“The true nature of things may be said to lie not so much in the things themselves as in the relationships which we construct and them perceive between them.”[1]


The philosopher and anthropologist Gregory Bateson made the remark that the book of Genesis summarily dismisses the problem of the origin and nature of matter, while the book seems to be specifically concerned with order. Order is a matter of sorting and dividing.[2] That is interesting. Nature abhors a vacuum and a gap is very rarely a vacuum but rather a tension between two things.

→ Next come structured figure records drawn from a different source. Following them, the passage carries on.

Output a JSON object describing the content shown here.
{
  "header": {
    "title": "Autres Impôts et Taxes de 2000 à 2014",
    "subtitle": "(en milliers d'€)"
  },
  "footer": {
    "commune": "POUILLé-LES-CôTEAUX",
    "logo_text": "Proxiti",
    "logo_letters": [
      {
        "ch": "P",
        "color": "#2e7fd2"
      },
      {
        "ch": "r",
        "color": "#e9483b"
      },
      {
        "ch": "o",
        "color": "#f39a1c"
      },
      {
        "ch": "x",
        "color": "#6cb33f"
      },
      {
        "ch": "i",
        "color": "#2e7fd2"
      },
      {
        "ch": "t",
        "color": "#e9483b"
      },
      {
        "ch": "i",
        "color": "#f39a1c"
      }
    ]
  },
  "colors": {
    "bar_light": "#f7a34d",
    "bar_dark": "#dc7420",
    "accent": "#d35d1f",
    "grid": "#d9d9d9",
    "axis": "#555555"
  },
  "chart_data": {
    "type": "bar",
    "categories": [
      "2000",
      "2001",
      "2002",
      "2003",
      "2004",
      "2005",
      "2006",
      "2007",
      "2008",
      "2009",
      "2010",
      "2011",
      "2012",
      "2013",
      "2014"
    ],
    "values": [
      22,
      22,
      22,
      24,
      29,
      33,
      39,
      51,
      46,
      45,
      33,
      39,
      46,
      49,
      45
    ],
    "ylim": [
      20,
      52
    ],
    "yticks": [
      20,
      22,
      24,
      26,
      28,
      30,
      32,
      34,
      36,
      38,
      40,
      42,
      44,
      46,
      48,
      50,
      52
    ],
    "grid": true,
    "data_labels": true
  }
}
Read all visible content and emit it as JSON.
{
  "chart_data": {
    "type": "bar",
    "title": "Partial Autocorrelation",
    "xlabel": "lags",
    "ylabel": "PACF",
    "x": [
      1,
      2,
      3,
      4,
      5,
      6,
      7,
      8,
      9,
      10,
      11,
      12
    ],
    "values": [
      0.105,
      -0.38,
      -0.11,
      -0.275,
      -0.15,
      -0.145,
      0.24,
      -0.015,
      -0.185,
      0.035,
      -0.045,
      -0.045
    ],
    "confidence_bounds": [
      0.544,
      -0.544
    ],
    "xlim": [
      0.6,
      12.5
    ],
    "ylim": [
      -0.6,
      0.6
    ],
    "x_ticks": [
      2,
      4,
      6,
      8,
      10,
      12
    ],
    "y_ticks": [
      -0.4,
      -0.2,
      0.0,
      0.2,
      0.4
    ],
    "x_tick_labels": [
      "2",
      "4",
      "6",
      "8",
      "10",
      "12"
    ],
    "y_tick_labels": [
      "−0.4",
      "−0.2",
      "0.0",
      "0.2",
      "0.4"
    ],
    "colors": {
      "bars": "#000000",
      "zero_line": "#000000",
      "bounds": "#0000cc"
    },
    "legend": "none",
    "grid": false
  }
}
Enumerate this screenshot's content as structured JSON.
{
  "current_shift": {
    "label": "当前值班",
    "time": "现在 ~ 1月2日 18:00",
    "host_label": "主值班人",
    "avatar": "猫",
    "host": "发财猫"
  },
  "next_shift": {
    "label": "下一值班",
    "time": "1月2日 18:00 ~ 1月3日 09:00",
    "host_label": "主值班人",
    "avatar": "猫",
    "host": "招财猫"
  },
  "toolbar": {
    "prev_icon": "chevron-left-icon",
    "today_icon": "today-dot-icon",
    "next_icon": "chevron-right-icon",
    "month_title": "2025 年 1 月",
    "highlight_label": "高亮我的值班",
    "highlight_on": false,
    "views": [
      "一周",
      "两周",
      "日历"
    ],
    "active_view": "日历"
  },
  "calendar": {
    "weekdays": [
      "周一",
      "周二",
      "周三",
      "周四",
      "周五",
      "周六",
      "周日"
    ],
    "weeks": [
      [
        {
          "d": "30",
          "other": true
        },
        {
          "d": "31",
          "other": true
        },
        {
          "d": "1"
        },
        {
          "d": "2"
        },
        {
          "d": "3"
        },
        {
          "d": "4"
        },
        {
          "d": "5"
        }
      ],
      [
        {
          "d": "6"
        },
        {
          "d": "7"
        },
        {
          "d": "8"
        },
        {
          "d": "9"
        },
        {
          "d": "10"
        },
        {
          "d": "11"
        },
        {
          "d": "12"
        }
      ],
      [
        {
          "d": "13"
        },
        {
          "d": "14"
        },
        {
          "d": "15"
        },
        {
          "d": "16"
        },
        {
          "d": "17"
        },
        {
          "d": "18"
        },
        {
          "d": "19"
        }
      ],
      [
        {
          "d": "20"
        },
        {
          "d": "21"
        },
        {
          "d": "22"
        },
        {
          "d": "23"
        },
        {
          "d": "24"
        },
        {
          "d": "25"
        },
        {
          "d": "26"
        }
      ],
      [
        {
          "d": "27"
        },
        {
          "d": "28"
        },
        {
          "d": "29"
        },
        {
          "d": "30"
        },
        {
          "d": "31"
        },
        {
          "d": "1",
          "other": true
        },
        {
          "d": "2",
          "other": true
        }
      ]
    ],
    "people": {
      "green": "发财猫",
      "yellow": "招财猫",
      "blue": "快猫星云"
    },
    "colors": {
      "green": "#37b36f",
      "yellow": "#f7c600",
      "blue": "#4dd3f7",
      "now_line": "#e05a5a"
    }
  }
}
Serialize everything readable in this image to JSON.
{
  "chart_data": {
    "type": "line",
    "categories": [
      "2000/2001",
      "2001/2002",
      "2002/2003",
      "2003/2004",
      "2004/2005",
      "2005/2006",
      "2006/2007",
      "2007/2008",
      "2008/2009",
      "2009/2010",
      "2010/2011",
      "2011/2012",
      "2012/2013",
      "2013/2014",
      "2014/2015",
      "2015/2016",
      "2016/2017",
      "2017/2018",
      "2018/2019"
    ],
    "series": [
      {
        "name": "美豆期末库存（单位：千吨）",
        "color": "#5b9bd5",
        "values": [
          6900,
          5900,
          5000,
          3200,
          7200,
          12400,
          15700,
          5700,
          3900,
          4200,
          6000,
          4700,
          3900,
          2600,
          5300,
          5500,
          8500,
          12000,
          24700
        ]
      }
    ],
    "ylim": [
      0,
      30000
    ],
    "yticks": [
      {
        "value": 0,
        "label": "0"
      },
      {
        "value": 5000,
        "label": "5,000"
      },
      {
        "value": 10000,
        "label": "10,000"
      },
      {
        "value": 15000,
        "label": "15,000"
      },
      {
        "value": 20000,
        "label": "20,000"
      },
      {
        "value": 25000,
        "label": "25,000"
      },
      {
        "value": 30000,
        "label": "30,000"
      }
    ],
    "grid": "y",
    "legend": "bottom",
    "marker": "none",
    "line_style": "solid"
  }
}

What, for example, does the gap that separates education from ignorance actually tell us? If we were to say: The problem is not so much education or ignorance, but the gap between education and ignorance. What would that mean? It might mean that education is fine among the educated and ignorance is fine amongst the ignorant, but that the gap between the two gives real tension. The social problems arise when the tension between the two makes demands on people outside their sphere of control. Gaps represent tensions between two concepts. Usually these represent a social difference, whereby the one is preferred over the other because of the assumptions of a culture.


Taxonomic Reduction is a first step in the analysis of similarities and differences. It is where we try to break down a whole into its separate parts. In other words we seek out gaps. We try to look for similarities and differences and on the basis of these group things accordingly.

[1] Terence Hawkes, Structuralism and Semiotics, Berkeley, University of California Press, 1977, p. 17.